畢業之後我還是會花很多時間去看電影。閱讀,看電影,踢足球,基本上佔據了我大部分的業餘時間,這三項裡,看電影的消遣程度最高,踢球當然是業餘的,不過因為要求勝,並且涉及別人,總歸不能算是一點壓力都沒有的徹底放鬆的。2008年、2009年我還寫了幾篇影評,有的發表了,我記得一篇是關於《喋血雙雄》的,一篇是關於劉別謙的,還有一篇關於賈樟柯。後來不再寫了,原因有兩個,一是寫影評有時候對看電影是一種干擾,本來你是拿它消遣的,這麼一弄它便拿你消遣了,而且一篇影評要成文,就有文章的要求,而文章的要求是某種提煉,統一,呼應,留白,勢必因此生成一些與所討論的電影無關的東西,想要接近結果倒形成了一種遠離。第二個原因是隔了一年我就開始寫小說了,因為要上班,閒暇的時間有限,影評也就不寫了,徹底變成了電影的觀眾和影評的讀者。一直到2015年之後,我的工作才又涉及了電影的創作和電影的製作,這中間五六年的時間我都是作為一個單純的電影觀眾一直看著電影。

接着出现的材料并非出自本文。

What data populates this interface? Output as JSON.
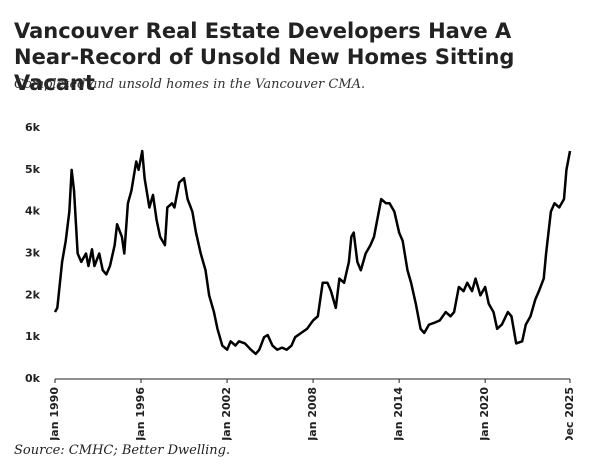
{
  "chart_data": {
    "type": "line",
    "title": "Vancouver Real Estate Developers Have A Near-Record of Unsold New Homes Sitting Vacant",
    "subtitle": "Completed and unsold homes in the Vancouver CMA.",
    "source": "Source: CMHC; Better Dwelling.",
    "color": "#000000",
    "x": [
      "Jan 1990",
      "Mar 1990",
      "Jul 1990",
      "Oct 1990",
      "Jan 1991",
      "Mar 1991",
      "May 1991",
      "Aug 1991",
      "Nov 1991",
      "Mar 1992",
      "May 1992",
      "Aug 1992",
      "Oct 1992",
      "Feb 1993",
      "May 1993",
      "Aug 1993",
      "Nov 1993",
      "Mar 1994",
      "May 1994",
      "Sep 1994",
      "Nov 1994",
      "Feb 1995",
      "May 1995",
      "Sep 1995",
      "Nov 1995",
      "Feb 1996",
      "Apr 1996",
      "Aug 1996",
      "Nov 1996",
      "Feb 1997",
      "May 1997",
      "Sep 1997",
      "Nov 1997",
      "Mar 1998",
      "May 1998",
      "Sep 1998",
      "Jan 1999",
      "Apr 1999",
      "Aug 1999",
      "Nov 1999",
      "Mar 2000",
      "Jul 2000",
      "Oct 2000",
      "Feb 2001",
      "May 2001",
      "Sep 2001",
      "Jan 2002",
      "Apr 2002",
      "Aug 2002",
      "Nov 2002",
      "Apr 2003",
      "Sep 2003",
      "Jan 2004",
      "Apr 2004",
      "Aug 2004",
      "Nov 2004",
      "Mar 2005",
      "Jul 2005",
      "Nov 2005",
      "Mar 2006",
      "Jul 2006",
      "Oct 2006",
      "Mar 2007",
      "Aug 2007",
      "Jan 2008",
      "May 2008",
      "Sep 2008",
      "Jan 2009",
      "Apr 2009",
      "Aug 2009",
      "Nov 2009",
      "Mar 2010",
      "Jul 2010",
      "Sep 2010",
      "Nov 2010",
      "Feb 2011",
      "May 2011",
      "Sep 2011",
      "Jan 2012",
      "Apr 2012",
      "Aug 2012",
      "Oct 2012",
      "Feb 2013",
      "May 2013",
      "Sep 2013",
      "Jan 2014",
      "Apr 2014",
      "Aug 2014",
      "Nov 2014",
      "Mar 2015",
      "Jul 2015",
      "Oct 2015",
      "Feb 2016",
      "Jul 2016",
      "Nov 2016",
      "Apr 2017",
      "Aug 2017",
      "Nov 2017",
      "Mar 2018",
      "Jul 2018",
      "Oct 2018",
      "Feb 2019",
      "May 2019",
      "Sep 2019",
      "Jan 2020",
      "Apr 2020",
      "Aug 2020",
      "Nov 2020",
      "Mar 2021",
      "Aug 2021",
      "Nov 2021",
      "Mar 2022",
      "Aug 2022",
      "Nov 2022",
      "Mar 2023",
      "Jul 2023",
      "Oct 2023",
      "Feb 2024",
      "Apr 2024",
      "Aug 2024",
      "Nov 2024",
      "Mar 2025",
      "Jul 2025",
      "Sep 2025",
      "Dec 2025"
    ],
    "values": [
      1600,
      1700,
      2800,
      3300,
      4000,
      5000,
      4500,
      3000,
      2800,
      3000,
      2700,
      3100,
      2700,
      3000,
      2600,
      2500,
      2700,
      3200,
      3700,
      3400,
      3000,
      4200,
      4500,
      5200,
      5000,
      5450,
      4800,
      4100,
      4400,
      3800,
      3400,
      3200,
      4100,
      4200,
      4100,
      4700,
      4800,
      4300,
      4000,
      3500,
      3000,
      2600,
      2000,
      1600,
      1200,
      800,
      700,
      900,
      800,
      900,
      850,
      700,
      600,
      700,
      1000,
      1050,
      800,
      700,
      750,
      700,
      800,
      1000,
      1100,
      1200,
      1400,
      1500,
      2300,
      2300,
      2100,
      1700,
      2400,
      2300,
      2800,
      3400,
      3500,
      2800,
      2600,
      3000,
      3200,
      3400,
      4000,
      4300,
      4200,
      4200,
      4000,
      3500,
      3300,
      2600,
      2300,
      1800,
      1200,
      1100,
      1300,
      1350,
      1400,
      1600,
      1500,
      1600,
      2200,
      2100,
      2300,
      2100,
      2400,
      2000,
      2200,
      1800,
      1600,
      1200,
      1300,
      1600,
      1500,
      850,
      900,
      1300,
      1500,
      1900,
      2100,
      2400,
      3000,
      4000,
      4200,
      4100,
      4300,
      5000,
      5450
    ],
    "xlim": [
      "Jan 1990",
      "Dec 2025"
    ],
    "xticks": [
      "Jan 1990",
      "Jan 1996",
      "Jan 2002",
      "Jan 2008",
      "Jan 2014",
      "Jan 2020",
      "Dec 2025"
    ],
    "ylim": [
      0,
      6000
    ],
    "yticks": [
      {
        "value": 0,
        "label": "0k"
      },
      {
        "value": 1000,
        "label": "1k"
      },
      {
        "value": 2000,
        "label": "2k"
      },
      {
        "value": 3000,
        "label": "3k"
      },
      {
        "value": 4000,
        "label": "4k"
      },
      {
        "value": 5000,
        "label": "5k"
      },
      {
        "value": 6000,
        "label": "6k"
      }
    ]
  }
}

在我的觀影生涯裡,有幾部電影對我很重要,我的意思不只是這幾部電影對於我之後參與電影的創作有特別的指導意義,也不是說只有這幾部電影對我很重要,而是文章寫到這裡,就想起了幾部對我很重要的電影。一部是《教父》,也就是《教父》第一部,這部電影我大概從大學時候開始,幾乎每年都看,最開始是慕名而來,但是看得很不過癮,跟我期待的黑幫電影區別很大。後來不知道為什麼,即使初看沒有那麼喜歡,還是經常想找出來看,我也搞不清楚是一種什麼力量在引發我不斷地重看它。當然這個世界上存在過非常多的電影大師,很多出現在歐洲,賦予了電影很多很多的形式,《教父》的商業氣息使其無法成為電影最高藝術的代表,但是對於我來說,《教父》永遠有著非凡的魅力,在我心裡它是電影史上最偉大的敘事性悲劇之一,它塑造人物,講述故事,提供每個人物命運的結局,它的拍攝技巧和製作水準令人驚歎,它的音樂幾乎在另一個空間裡哀傷地敘事,似乎在那個空間還有一個故事。可能是我是處女座的關係,我喜歡完美的東西,《教父》不能說是最具創造力的電影,但是它幾乎是最完美的。還有另外一部在我心中幾乎完美的電影是希區柯克的《精神病患者》,因為已說了《教父》,《精神病患者》就暫且不說了。我想說的第二部電影是《臥虎藏龍》,在我上高中的時候,《臥虎藏龍》出現了,我非常不喜歡這部電影,我幾乎不知道它在說什麼。後來上大學的時候我又看了這部電影,我意識到了它在說什麼,我感嘆這個電影的外在和內在,東方和西方的結合如此巧妙。工作之後我看這部電影,有一種自我療愈的功效,那種逃離的慾望,那一息偽善壓制不住但是又非常危險的自由,幾乎像是說給我聽的耳語。再後來自己全職寫作之後看這部電影,似乎發現了一點點其中的瑕疵,一種簡單導致的瑕疵,再後來看,又發現了其中的至真至純,至善至惡,這才是童話,才是真正的武俠。《臥虎藏龍》伴隨著我人生的各個階段,所謂「臥虎藏龍」,無非是自己心境的映照吧,有點像孫悟空學藝的地方名叫靈臺方寸山。它對於我來說已不是電影,而是朋友。第三部電影是《白日焰火》。2014年我在電影院看了《白日焰火》,後來我又在網上、通過影碟看過很多次。它是一扇門,推開這扇門走出去,是一片巨大的冰場。請原諒我,這是《鋼琴教師》的一個鏡頭,不過只有用這個鏡頭來描述我觀看《白日焰火》的感受是準確的。它離文學如此之近,但是它的方式又如此電影,它很像歐洲電影,包括桂綸鎂的大衣,但是它的所有故事材料又如此中國,不對不對,它其實更像黑色電影,比如它有一個黑色電影經常使用的主題:看看我這個硬漢能不能經受住你的誘惑。不過又不是完全的,這個女人並不蛇蠍,只是無奈,一種很深很深的無奈,在最後看到焰火時,才開心了一點。在我看過的中國電影裡,《白日焰火》算是最精確的之一,不是指邏輯嚴密,而是美學精確,就像阿爾卑斯山裡的鐘表匠製造的懷錶一樣精確。它不講苦難,而講存在,我想正因為如此,它才可以遊刃有餘地發揮著電影這門藝術的長處,攝影機所記錄的東西中除了「存在」還有什麼呢?